Fighting for Civil Liberties


The Emergency of May the 13th 1969 and the amendments plus maintenance of the Internal Security Act were both actions that were approved by both the Executive and the Legislature, and consequently validated by the Judiciary. It is therefore permissible to assume correctly that all three pillars of democracy henceforth agreed in tandem to subjugate the civil liberties of its people.

Nothing new because the Judiciary has always held the historical view that “freedoms were granted to the people and therefore subject to withdrawal”. Alternately, the Legislature took full advantage of this reasoning and utilized its potential to stay in power. The ISA is not a law that was introduced because of the Emergency but rather a law instituted by the Government-of-the-Day to suppress the civil liberties of its people.
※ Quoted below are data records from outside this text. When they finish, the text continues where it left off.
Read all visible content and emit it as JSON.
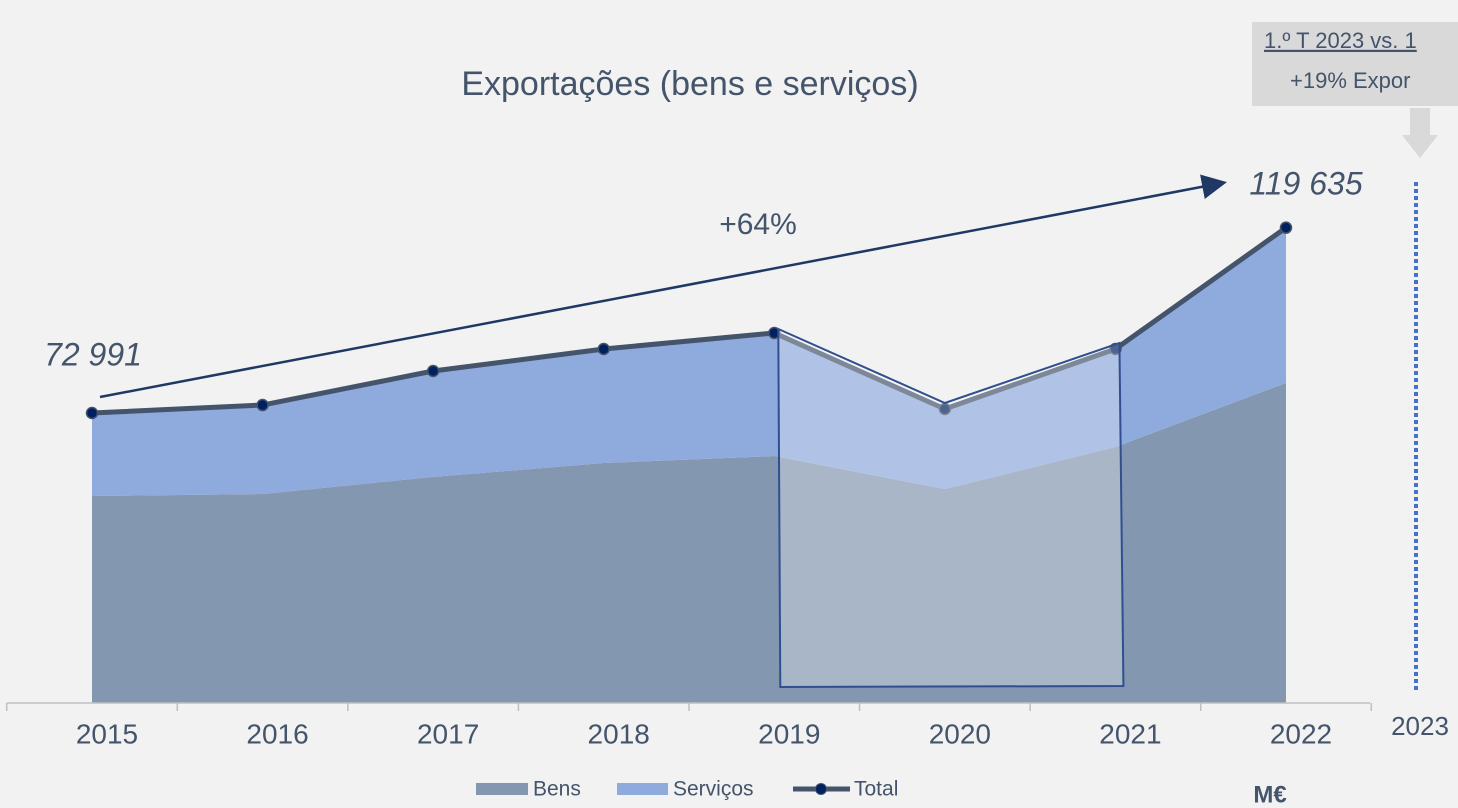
{
  "chart_data": {
    "type": "stacked-area",
    "title": "Exportações (bens e serviços)",
    "categories": [
      "2015",
      "2016",
      "2017",
      "2018",
      "2019",
      "2020",
      "2021",
      "2022"
    ],
    "series": [
      {
        "name": "Bens",
        "color": "#8497b0",
        "values": [
          52100,
          52600,
          56900,
          60400,
          62170,
          53860,
          64430,
          80540
        ]
      },
      {
        "name": "Serviços",
        "color": "#8faadc",
        "values": [
          20891,
          22400,
          26660,
          28700,
          30960,
          20140,
          24670,
          39095
        ]
      },
      {
        "name": "Total",
        "color": "#44546a",
        "marker_color": "#002060",
        "values": [
          72991,
          75000,
          83560,
          89100,
          93130,
          74000,
          89100,
          119635
        ],
        "value_labels": [
          "72 991",
          null,
          null,
          null,
          null,
          null,
          null,
          "119 635"
        ]
      }
    ],
    "ylim": [
      0,
      130000
    ],
    "growth_label": "+64%",
    "extra_category": "2023",
    "unit": "M€",
    "callout": [
      "1.º T 2023 vs. 1",
      "+19% Expor"
    ]
  }
}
Their reasoning is simple: Zero civil liberties equal zero opposition and more power for them equates less power for the opposition.
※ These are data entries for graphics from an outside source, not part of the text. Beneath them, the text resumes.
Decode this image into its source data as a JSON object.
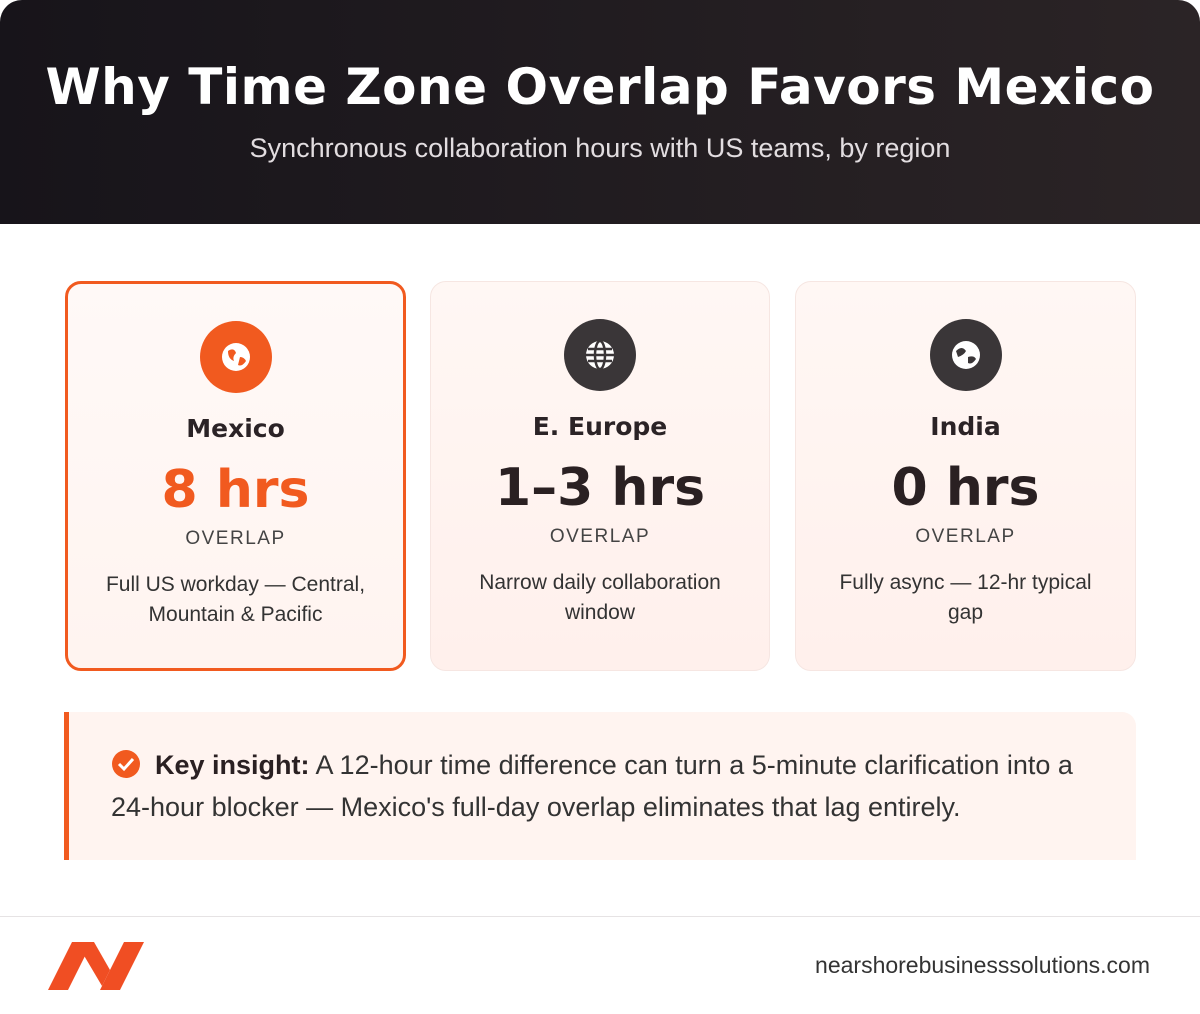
{
  "header": {
    "title": "Why Time Zone Overlap Favors Mexico",
    "subtitle": "Synchronous collaboration hours with US teams, by region"
  },
  "cards": [
    {
      "name": "Mexico",
      "value": "8 hrs",
      "label": "OVERLAP",
      "description": "Full US workday — Central, Mountain & Pacific"
    },
    {
      "name": "E. Europe",
      "value": "1–3 hrs",
      "label": "OVERLAP",
      "description": "Narrow daily collaboration window"
    },
    {
      "name": "India",
      "value": "0 hrs",
      "label": "OVERLAP",
      "description": "Fully async — 12-hr typical gap"
    }
  ],
  "insight": {
    "lead": "Key insight:",
    "text": "A 12-hour time difference can turn a 5-minute clarification into a 24-hour blocker — Mexico's full-day overlap eliminates that lag entirely."
  },
  "footer": {
    "url": "nearshorebusinesssolutions.com"
  }
}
This state of mind so unequivocally and categorically set down cannot be explained away by attempting to limit it to the subject matter that came up for adjudication. There exist no isolated and distinct “case-by-case” basis for this foundation. Either the civil liberties are granted or they are not. The lack of compunction to hold on to power, once tasted, is addictive especially when there exist no one or institution to safeguard against it. Once the premier institution of democracy embraces these vies, all institutions of governance begin to identify people as subjects with no right to change their lives and fate, both morally or legally. Their transformation as citizens, an identity that enables them to participate in governance, is disregarded and any people's movement to erect a better society or to bring forth better conditions in life and humanity is automatically perceived as a threat to their lofty status and henceforth to the security of the State, since they are regarded as the representation of the State. In that sense the 513 Emergency did not make any differentiation, as our comprehension of democracy has continuously been very superficial with regular polls satisfying our democratic conscience. Up until today, we still possess the same repressive legal structure continuing as a dominant component of governance. Up until today, the political discontent that occurred during the 513 Emergency, even though genuine, was never subjected to close examination. No attempts were ever made to resolve the crisis but instead permitted to fester until it was needlessly forced to be treated as a “law and order” issue.

The ISA is meant to be a law to be utilized to invoke the emergency provisions to contain internal disturbance. It should therefore only be invoked when there is a genuine threat of armed rebellion within the country. Nevertheless, since its provisions also allow the Executive to legally act outside the Judiciary with full indemnity without oversight, it became a law that was “too good to be true” to those in power. It is akin to holding “five” Aces in a game of draw poker using only one deck of playing cards, impossible as it is. Also noting and understanding that it exhibits no difference to being a fascist government, the Executive prohibited the frequent use of this law to subdue the opposition because the Executive had other strategies to establish repressive legislation without the necessity of suspending any of the fundamental rights (if any) and hence the introductions of laws such as the Sedition Act and the Printing Presses and Publications Act, which impeded freedom of speech; the Police Act, Dangerous Drugs Act and Restricted Residence Act, which took leave of the time honored principles of criminal jurisprudence. This could only have been achievable when the Government was strong, and a strong government need not necessarily be a good government as is adequately demonstrated here when check-and-balances are ineffectual.

Incarceration under these legislations is no different from any human rights crackdown. The powers from above has long maintained the assumption that advancing civil liberties over national security would undermine the country's economic development and easing restrictions on individual freedoms would encourage destabilization and undercut progress. Political and social consciousness was not constitutional rights that is learnt at school but were forced onto us when partiality and prejudice against one’s religion or race is brought forth into the open. It becomes even worse after being compounded by the widening class disparity and the Judiciary’s diminishing moral legitimacy as impartial arbiters. The ISA does not permit judicial intervention but who is to say that the appointed judge will remain impartial if ever granted such a day in court? Additionally, what is to stop them from incarcerating an individual for life?

The existence of civil liberties is only capable of commencing when these repressive laws are repealed and only then can democratic governance be truly effective. The initial step in the right direction would be for the King to withdraw all the existing State of Emergency proclamations (4) and only after this can the nation begin to move forward.